Este libro va dedicado a mi llave, mi amigo, mi confidente, mi salvador, mi todo: ¡Jesús! Fue Él quien me motivó a escribir estas líneas, y aunque en un principio no me sentía capaz, lo asumí como un compromiso de evangelización, y finalmente fue Él quien inspiró cada palabra.

A mi familia, mi mayor regalo, porque en ella veo reflejada la obra de Dios. Gracias a Alfredo papá, Alfredo hijo, Esteban y Mariana por acompañarme en este proceso, por impulsarme cada día a ser mejor, por respetar los espacios de oración y de escritura.

A mi mamá, gracias por ser siempre mi ejemplo y guía. Y a mi papá (Q.E.P.D), por enseñarme con su testimonio en vida y ser mi palanca en el cielo.

Quiero agradecerles a dos sacerdotes amigos por valorar este trabajo hecho con amor y sacar el tiempo para revisarlo, y por darme ánimo para continuar con el proyecto evangelizador: al padre Diógenes Marrero, por su disposición para ayudarme siempre a corregir los textos y participar de ellos con sus conocimientos, y al padre Rodolfo Londoño, por tomarse el trabajo de leer todo el libro terminado, revisar cada detalle, compartirme sus impresiones y contribuir con sus ideas para enriquecer los temas desarrollados.

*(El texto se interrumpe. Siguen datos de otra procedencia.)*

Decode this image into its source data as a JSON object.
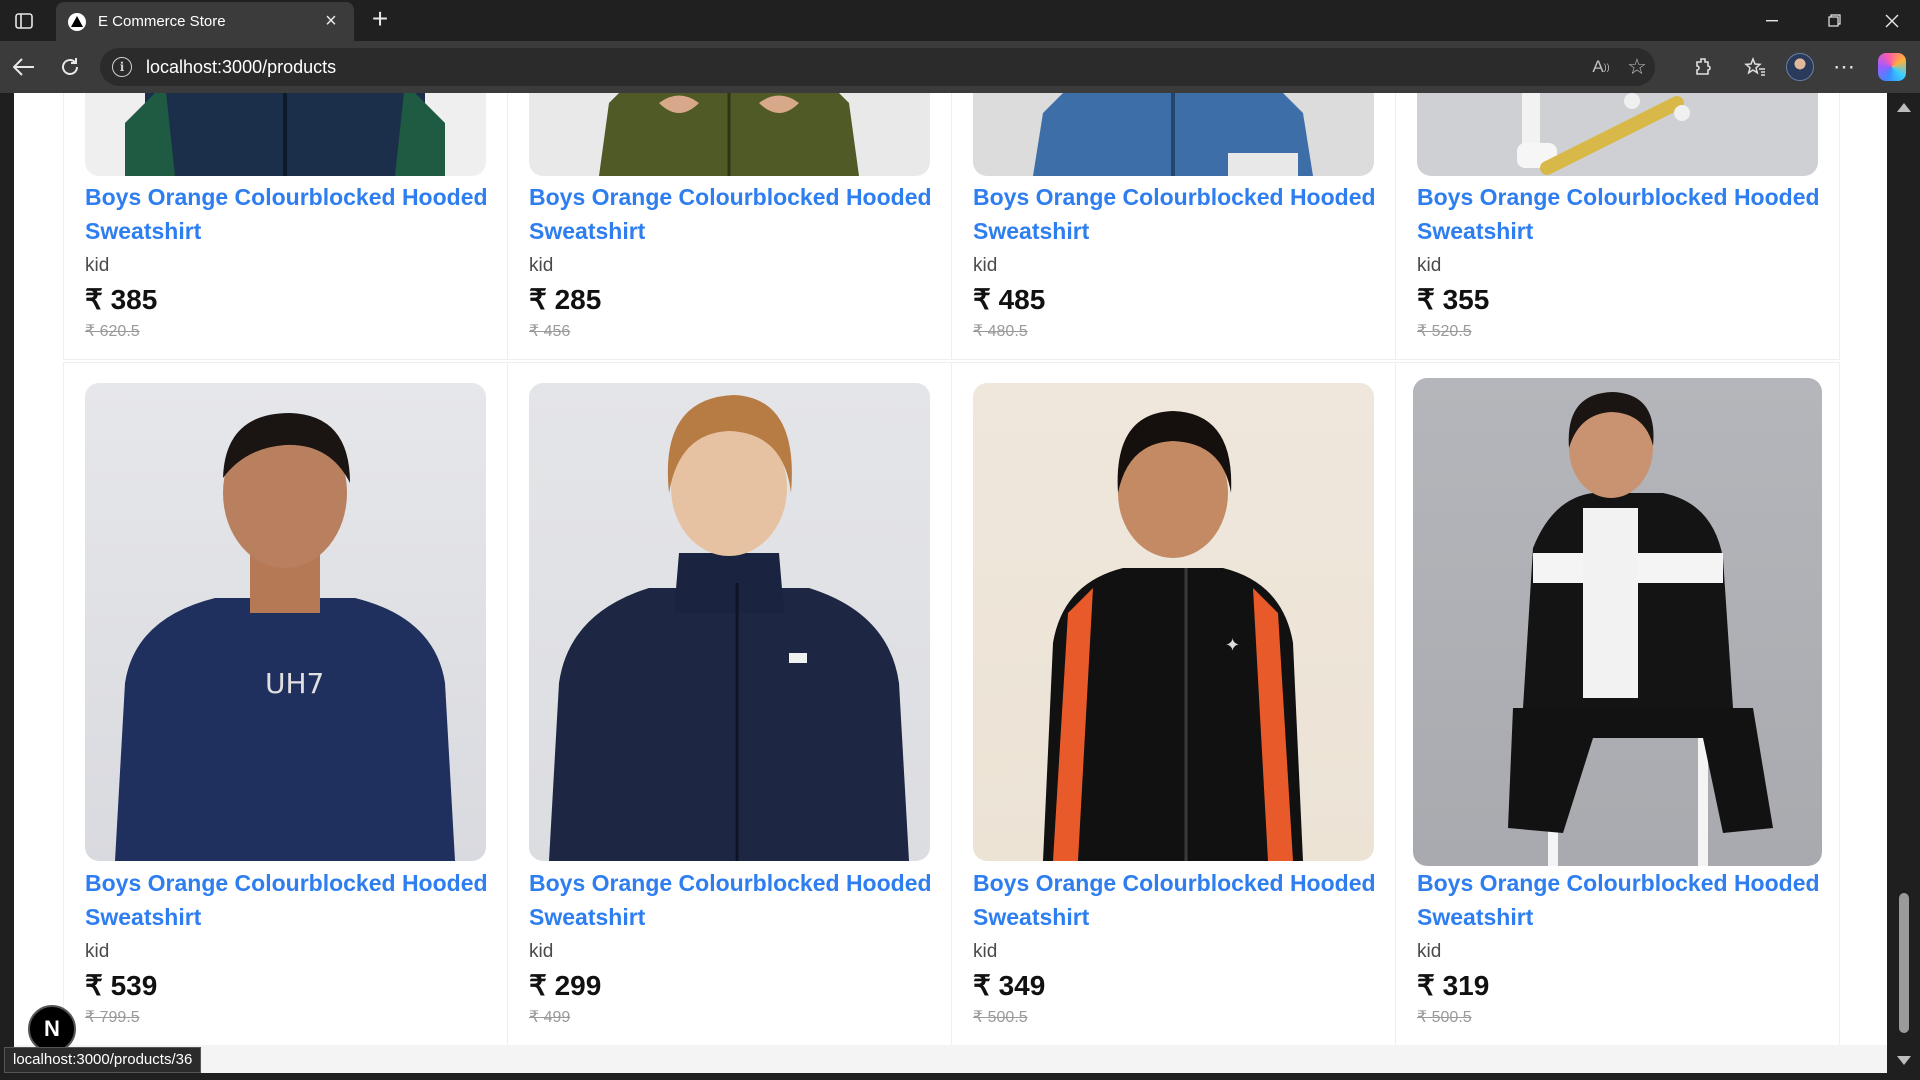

A Wilson Tamayo, laico comprometido, subdirector de la comunidad Lazos de Amor Mariano, porque aunque él no me conoce, me ha ayudado enormemente en mi crecimiento espiritual. Lo sigo en sus redes sociales, escucho sus charlas de diversos temas, el evangelio de cada día y los tres mensajes que nos da. Dentro de este libro incluyo mucho de lo que he aprendido gracias a él.

Llaves de amor

Presentación

Con este libro he querido obedecer a mi corazón y compartir las bendiciones recibidas en mi vida. Son muchos los regalos del cielo que he podido disfrutar, y quisiera que tú también los puedas vivir. Por eso, a través de este texto quiero darte a conocer mi experiencia de vida espiritual, contarte desde el fondo de mi corazón cómo conocí al Señor Jesús, cómo fue ese primer encuentro cercano con él, de qué manera logró conquistarme y cómo hasta el sol de hoy (diecisiete años después de vivir una experiencia muy cercana con Él) continúo sintiéndolo cada día de mi vida, siempre con el deseo de acercarme y aprender más de sus enseñanzas.

Como humana, NO SOY PERFECTA, me equivoco, cometo muchos errores y día a día lucho por corregir mis debilidades y tratar de ser mejor persona. Sin embargo, a pesar de que no me siento digna, decidí relatar mi historia con el humilde deseo de que quien la lea logre un acercamiento con Jesús y, ojalá, se enamore de nuestro Señor, lo empiece a descubrir en la cotidianidad de sus días y logre valorar cada instante de la vida que Él nos regala. ¡Sin Dios no somos nada! Yo lo comprobé y quiero que tú lo hagas también.